Это был его взгляд исподлобья, его улыбка, его руки, фаланги его пальцев, его угловатая косточка на запястье, его манера быстро, будто украдкой, прикасаться к ее бедру, так что Галину Петровну физически простреливало от отвращения — как от удара об угол локтем, самым живым его, беззащитным, электрическим уголком.
А ну не лезь ко мне, платье помнешь!
Лидочка, неуклюже пытавшаяся приласкаться, испуганно сжималась, втягивала голову в плечи, смотрела темными, жалкими глазами, точно так же, как это делал Линдт. Господи, конечно, ребенок был ни в чем не виноват, но сама Галина Петровна, она-то в чем была виновата?
Растить Борика было не в пример проще — но все проще, когда тебе девятнадцать лет. К тому же Борик прекрасно довольствовался сам собой, а Лидочка, еще не успевшая отвыкнуть от родительской любви, про которую Борик никогда и не знал, липла к Галине Петровне совершенно инстинктивно, как звереныш, которого проще всего успокоить не словом, а теплым боком, родным запахом, согревающим дыханием — всем тем, чего у Галины Петровны не было и что категорически невозможно добыть за деньги. Няньки, все такие же наглые, безмозглые и нерасторопные, как во времена Борикиного детства, были готовы за определенную мзду вытирать Лидочкину попу и следить, чтобы она жевала с закрытым ртом, но любить ее они не желали совершенно. Ее вообще больше никто не любил, и Лидочка постепенно, день за днем, осознавала это все яснее.

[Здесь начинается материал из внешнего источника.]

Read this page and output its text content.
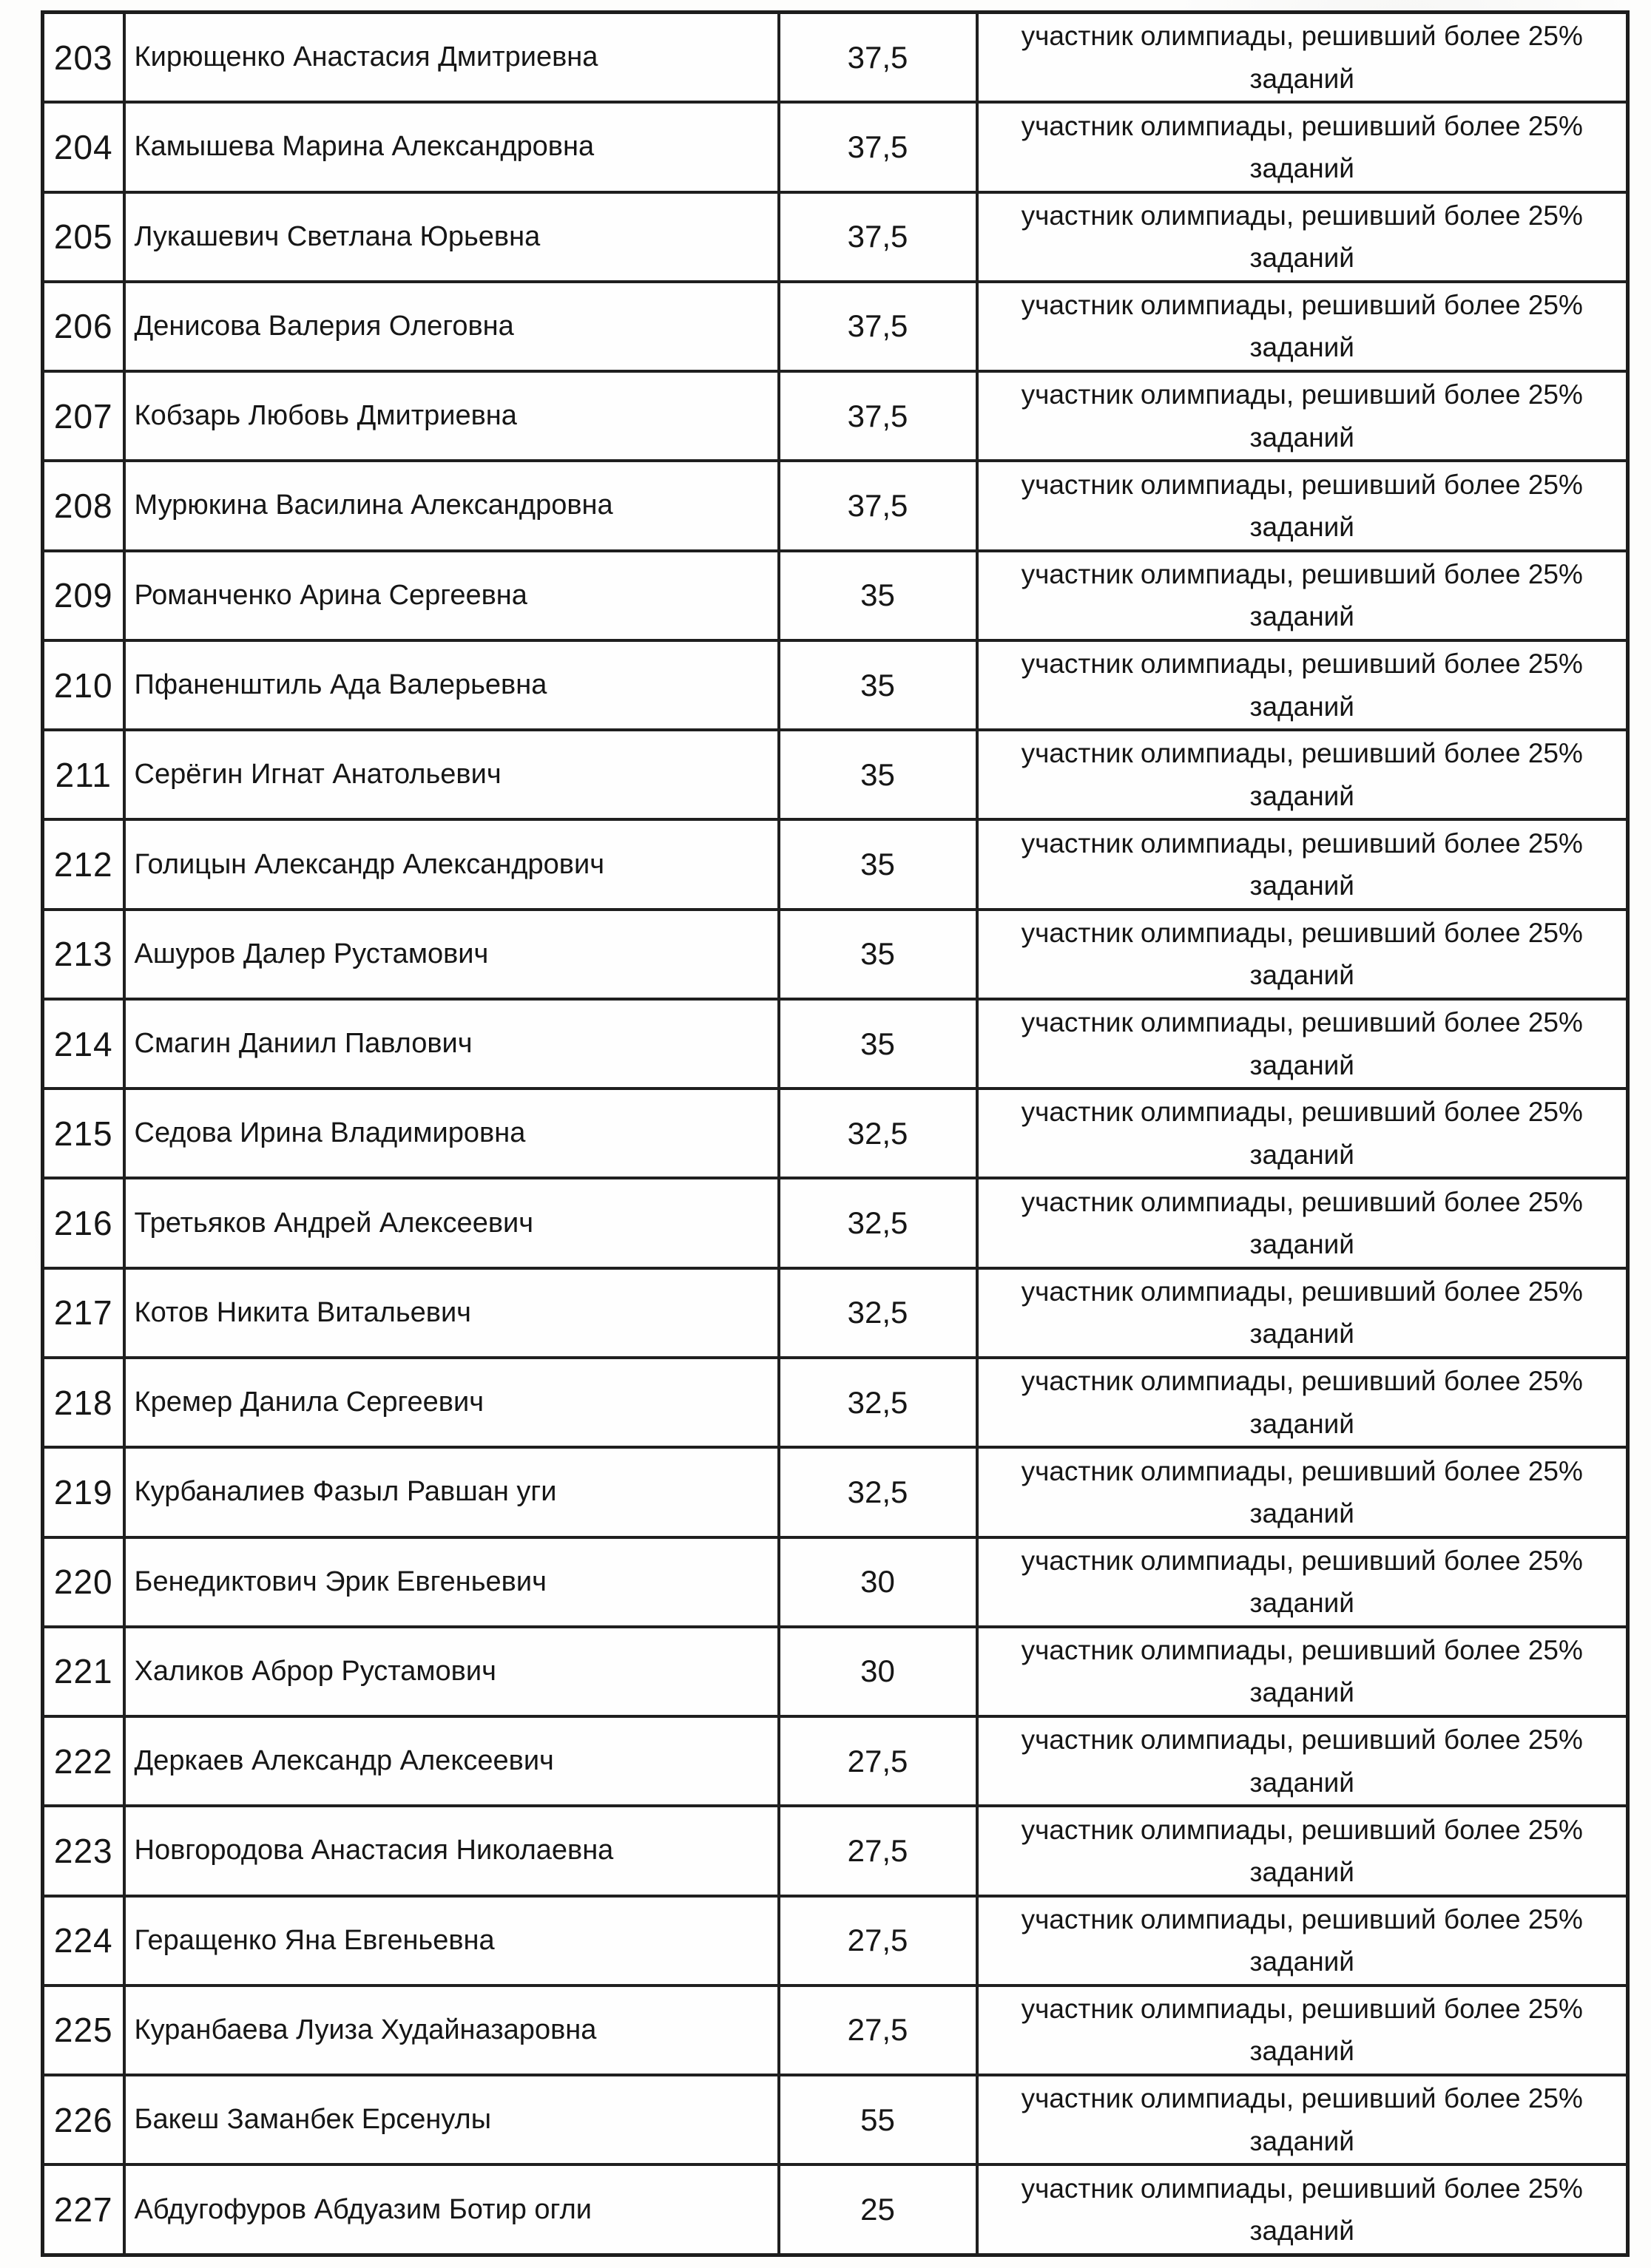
203	Кирющенко Анастасия Дмитриевна	37,5	участник олимпиады, решивший более 25%
заданий

204	Камышева Марина Александровна	37,5	участник олимпиады, решивший более 25%
заданий

205	Лукашевич Светлана Юрьевна	37,5	участник олимпиады, решивший более 25%
заданий

206	Денисова Валерия Олеговна	37,5	участник олимпиады, решивший более 25%
заданий

207	Кобзарь Любовь Дмитриевна	37,5	участник олимпиады, решивший более 25%
заданий

208	Мурюкина Василина Александровна	37,5	участник олимпиады, решивший более 25%
заданий

209	Романченко Арина Сергеевна	35	участник олимпиады, решивший более 25%
заданий

210	Пфаненштиль Ада Валерьевна	35	участник олимпиады, решивший более 25%
заданий

211	Серёгин Игнат Анатольевич	35	участник олимпиады, решивший более 25%
заданий

212	Голицын Александр Александрович	35	участник олимпиады, решивший более 25%
заданий

213	Ашуров Далер Рустамович	35	участник олимпиады, решивший более 25%
заданий

214	Смагин Даниил Павлович	35	участник олимпиады, решивший более 25%
заданий

215	Седова Ирина Владимировна	32,5	участник олимпиады, решивший более 25%
заданий

216	Третьяков Андрей Алексеевич	32,5	участник олимпиады, решивший более 25%
заданий

217	Котов Никита Витальевич	32,5	участник олимпиады, решивший более 25%
заданий

218	Кремер Данила Сергеевич	32,5	участник олимпиады, решивший более 25%
заданий

219	Курбаналиев Фазыл Равшан уги	32,5	участник олимпиады, решивший более 25%
заданий

220	Бенедиктович Эрик Евгеньевич	30	участник олимпиады, решивший более 25%
заданий

221	Халиков Аброр Рустамович	30	участник олимпиады, решивший более 25%
заданий

222	Деркаев Александр Алексеевич	27,5	участник олимпиады, решивший более 25%
заданий

223	Новгородова Анастасия Николаевна	27,5	участник олимпиады, решивший более 25%
заданий

224	Геращенко Яна Евгеньевна	27,5	участник олимпиады, решивший более 25%
заданий

225	Куранбаева Луиза Худайназаровна	27,5	участник олимпиады, решивший более 25%
заданий

226	Бакеш Заманбек Ерсенулы	55	участник олимпиады, решивший более 25%
заданий

227	Абдугофуров Абдуазим Ботир огли	25	участник олимпиады, решивший более 25%
заданий
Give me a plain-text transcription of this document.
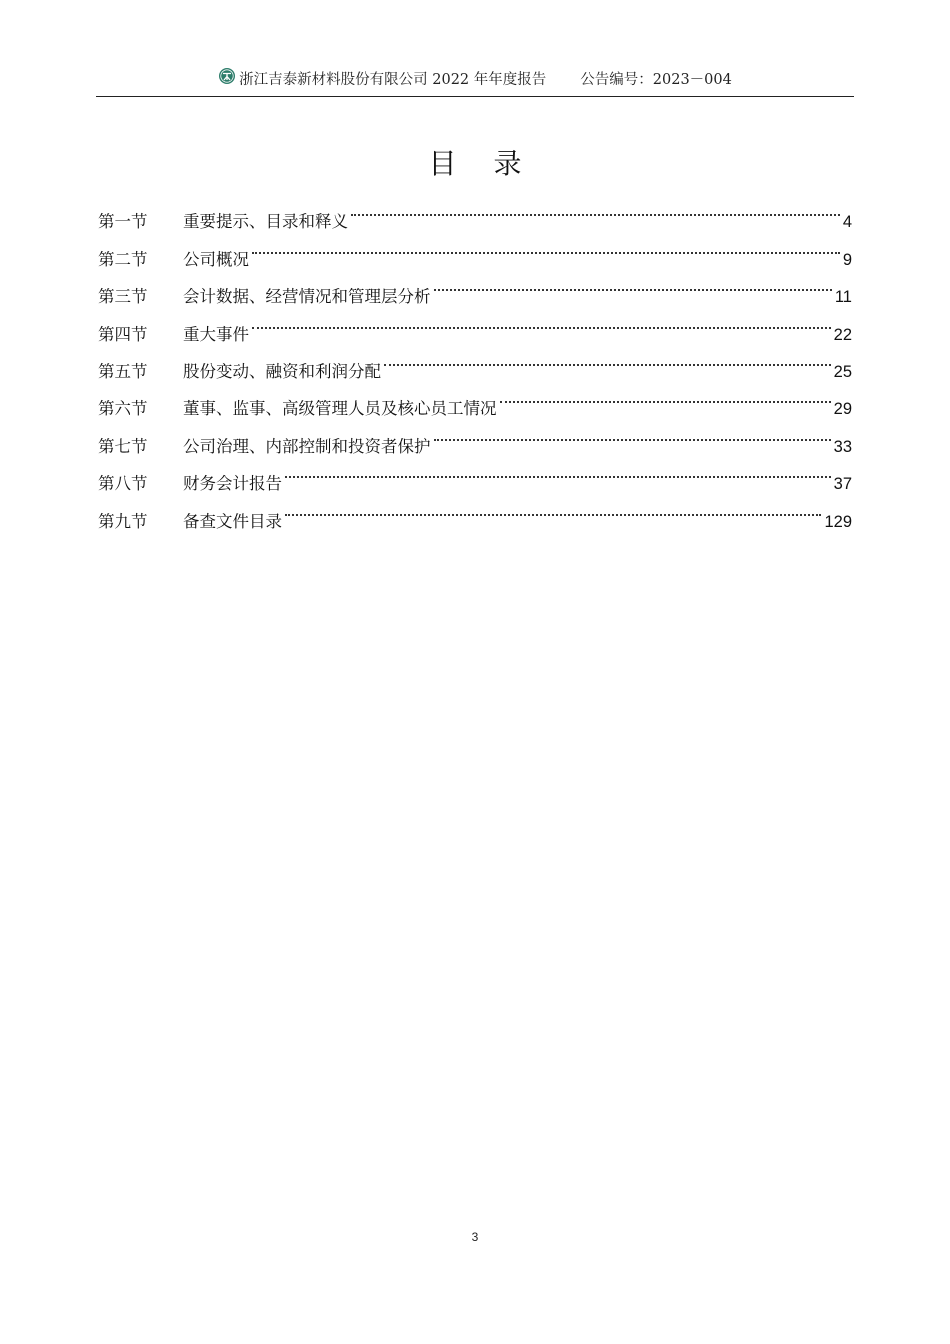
浙江吉泰新材料股份有限公司 2022 年年度报告 公告编号：2023－004
目 录
第一节	重要提示、目录和释义	4
第二节	公司概况	9
第三节	会计数据、经营情况和管理层分析	11
第四节	重大事件	22
第五节	股份变动、融资和利润分配	25
第六节	董事、监事、高级管理人员及核心员工情况	29
第七节	公司治理、内部控制和投资者保护	33
第八节	财务会计报告	37
第九节	备查文件目录	129
3
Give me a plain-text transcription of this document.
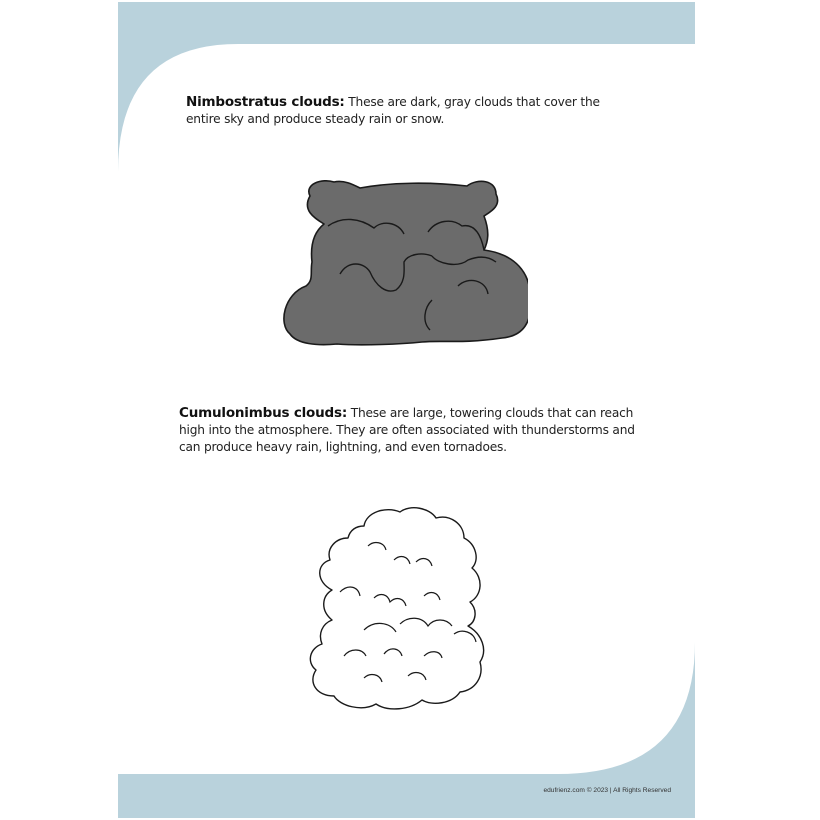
Nimbostratus clouds: These are dark, gray clouds that cover the entire sky and produce steady rain or snow.
Cumulonimbus clouds: These are large, towering clouds that can reach high into the atmosphere. They are often associated with thunderstorms and can produce heavy rain, lightning, and even tornadoes.
edufrienz.com © 2023 | All Rights Reserved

Вернее, не осознавала, конечно, — много ли она понимала в свои пять лет? Просто привыкала, как привыкает цветок, переставленный с подоконника, где было и солнце, и прирученный сквознячок, и голубая лейка со сладкой отстоявшейся водой, в какой-то дальний угол, не настолько темный, чтобы можно было позволить себе умереть, но мучительно невозможный по сравнению с прежним обжитым раем. И самым немилосердным было то, что память об этом рае не засыхала, как все остальное, а наоборот — росла и наливалась такой сочной болезненной силой, что Лидочка иной раз начинала рыдать без всякой причины, даже визжать, поднимаясь на высоких нотах почти до нестерпимого звона циркулярной пилы. Совершенно напрасно. Нянька, привыкшая к детским истерикам, просто выходила из комнаты, справедливо полагая, что свои нервы дороже, а до грыжи все равно еще никто не доорался, а Галина Петровна, заставшая как-то раз Лидочку на пике звукового припадка, просто влепила ей качественную и равнодушную оплеуху. Лидочка лязгнула зубами и замолчала. Раньше ее не били. Никто и никогда.
Тяжелее всего было, что с ней никто не разговаривал — не считая, конечно, самых элементарных коммуникаций: подойди, подай, положи, ложись спать. Отстань. Отвяжись. Не трогай. Мамочка рассказывала много интересного. И папа тоже.